Past debutantes have included royalty like Princess Hélène of Orléans and Princess Akshita Bhanj Deo; children of Hollywood elite like Forest Whitaker's daughters Autumn and True, and Reese Witherspoon and Ryan Phillipe's daughter Ava; and, of course, the heiresses of billion dollar fortunes like Araminta Mellon, Kayla Rockefeller, Laila Blavatnik, and Amanda Hearst, usually with their very wealthy and very powerful parents in tow.
As is often the case for the rich — and rich nepo babies, in particular — things come free: The weekend's dance lessons, couture gowns, glam squads, and jewels are paid for by sponsors.
December: New Year in St. Barts
A New Year's party at St. Bart's Nikki Beach — a popular choice for billionaires now that Roman Abramovich has been sanctioned.

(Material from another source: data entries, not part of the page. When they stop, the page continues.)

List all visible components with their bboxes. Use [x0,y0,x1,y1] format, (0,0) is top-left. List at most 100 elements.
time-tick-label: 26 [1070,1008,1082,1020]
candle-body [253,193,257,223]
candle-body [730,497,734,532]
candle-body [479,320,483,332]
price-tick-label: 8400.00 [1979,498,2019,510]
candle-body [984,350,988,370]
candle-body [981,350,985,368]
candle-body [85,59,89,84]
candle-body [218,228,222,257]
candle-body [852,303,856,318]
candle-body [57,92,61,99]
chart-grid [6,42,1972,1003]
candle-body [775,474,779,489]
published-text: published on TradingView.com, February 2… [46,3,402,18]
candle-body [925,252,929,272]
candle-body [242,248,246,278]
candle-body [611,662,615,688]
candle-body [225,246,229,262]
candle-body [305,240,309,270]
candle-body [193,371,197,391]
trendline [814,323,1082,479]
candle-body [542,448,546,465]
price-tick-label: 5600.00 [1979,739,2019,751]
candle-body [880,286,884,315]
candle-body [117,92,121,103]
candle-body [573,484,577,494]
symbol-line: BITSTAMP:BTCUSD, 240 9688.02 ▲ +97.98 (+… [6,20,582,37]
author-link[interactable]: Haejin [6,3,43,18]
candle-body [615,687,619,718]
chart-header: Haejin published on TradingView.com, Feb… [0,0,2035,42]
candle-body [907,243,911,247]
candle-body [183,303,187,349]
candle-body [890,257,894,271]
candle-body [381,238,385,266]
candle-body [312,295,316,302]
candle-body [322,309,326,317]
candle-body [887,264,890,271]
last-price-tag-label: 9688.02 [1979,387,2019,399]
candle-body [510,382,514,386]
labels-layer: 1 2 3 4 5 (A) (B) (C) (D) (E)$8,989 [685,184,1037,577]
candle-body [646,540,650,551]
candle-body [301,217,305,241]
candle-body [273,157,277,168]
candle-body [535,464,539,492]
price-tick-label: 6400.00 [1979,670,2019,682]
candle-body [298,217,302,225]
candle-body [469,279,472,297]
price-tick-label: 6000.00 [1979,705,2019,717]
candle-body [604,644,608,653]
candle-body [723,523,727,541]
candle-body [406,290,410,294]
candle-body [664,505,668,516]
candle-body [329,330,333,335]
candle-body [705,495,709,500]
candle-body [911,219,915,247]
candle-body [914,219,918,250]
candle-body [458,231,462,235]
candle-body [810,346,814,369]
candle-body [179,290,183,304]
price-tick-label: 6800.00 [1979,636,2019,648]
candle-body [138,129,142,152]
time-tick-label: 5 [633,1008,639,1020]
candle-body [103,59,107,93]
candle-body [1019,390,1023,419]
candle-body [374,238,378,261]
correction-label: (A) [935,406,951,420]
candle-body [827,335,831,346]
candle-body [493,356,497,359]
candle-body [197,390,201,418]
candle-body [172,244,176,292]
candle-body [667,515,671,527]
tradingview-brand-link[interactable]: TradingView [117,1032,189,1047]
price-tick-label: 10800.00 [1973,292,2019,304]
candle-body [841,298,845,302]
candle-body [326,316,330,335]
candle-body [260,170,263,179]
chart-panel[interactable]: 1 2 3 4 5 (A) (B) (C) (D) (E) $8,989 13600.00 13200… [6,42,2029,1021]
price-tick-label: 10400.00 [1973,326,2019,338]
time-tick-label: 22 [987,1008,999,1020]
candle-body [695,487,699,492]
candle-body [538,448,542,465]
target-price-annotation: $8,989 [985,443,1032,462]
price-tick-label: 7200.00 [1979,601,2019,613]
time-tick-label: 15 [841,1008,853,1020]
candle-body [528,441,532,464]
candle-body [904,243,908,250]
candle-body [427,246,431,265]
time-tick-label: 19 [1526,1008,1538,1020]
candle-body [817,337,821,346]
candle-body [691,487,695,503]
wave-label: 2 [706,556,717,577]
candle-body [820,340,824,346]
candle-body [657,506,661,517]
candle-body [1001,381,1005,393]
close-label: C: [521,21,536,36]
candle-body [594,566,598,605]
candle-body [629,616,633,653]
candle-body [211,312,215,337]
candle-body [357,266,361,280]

Romain Maurice/Getty Images
Billionaires ring in the New Year seemingly anywhere but at home. And while Aspen and Maldives are popular choices for the wintering elite, there is perhaps nowhere with more billionaires-per-square foot during the holidays than St. Barts.
In years past, the Caribbean island, formally Saint-Barthélemy, has attracted yachts owned by the likes of David Geffen, Barry Diller and Diane von Furstenberg, and Bernard Arnault for year-end festivities.
Unfortunately for the poor rich, one of the most infamous St. Barts New Year's parties will be canceled this year. Roman Abramovich — the former Chelsea FC owner, sanctioned Russian billionaire, and unlikely hero of St. Barts — will not be hosting his multi-million dollar extravaganza, which has featured performances from Prince and Beyoncé; millions worth of food and alcohol; and guests like Orlando Bloom and Rupert Murdoch.
Guess they'll have to buy tickets to Nikki Beach's party like the rest of us.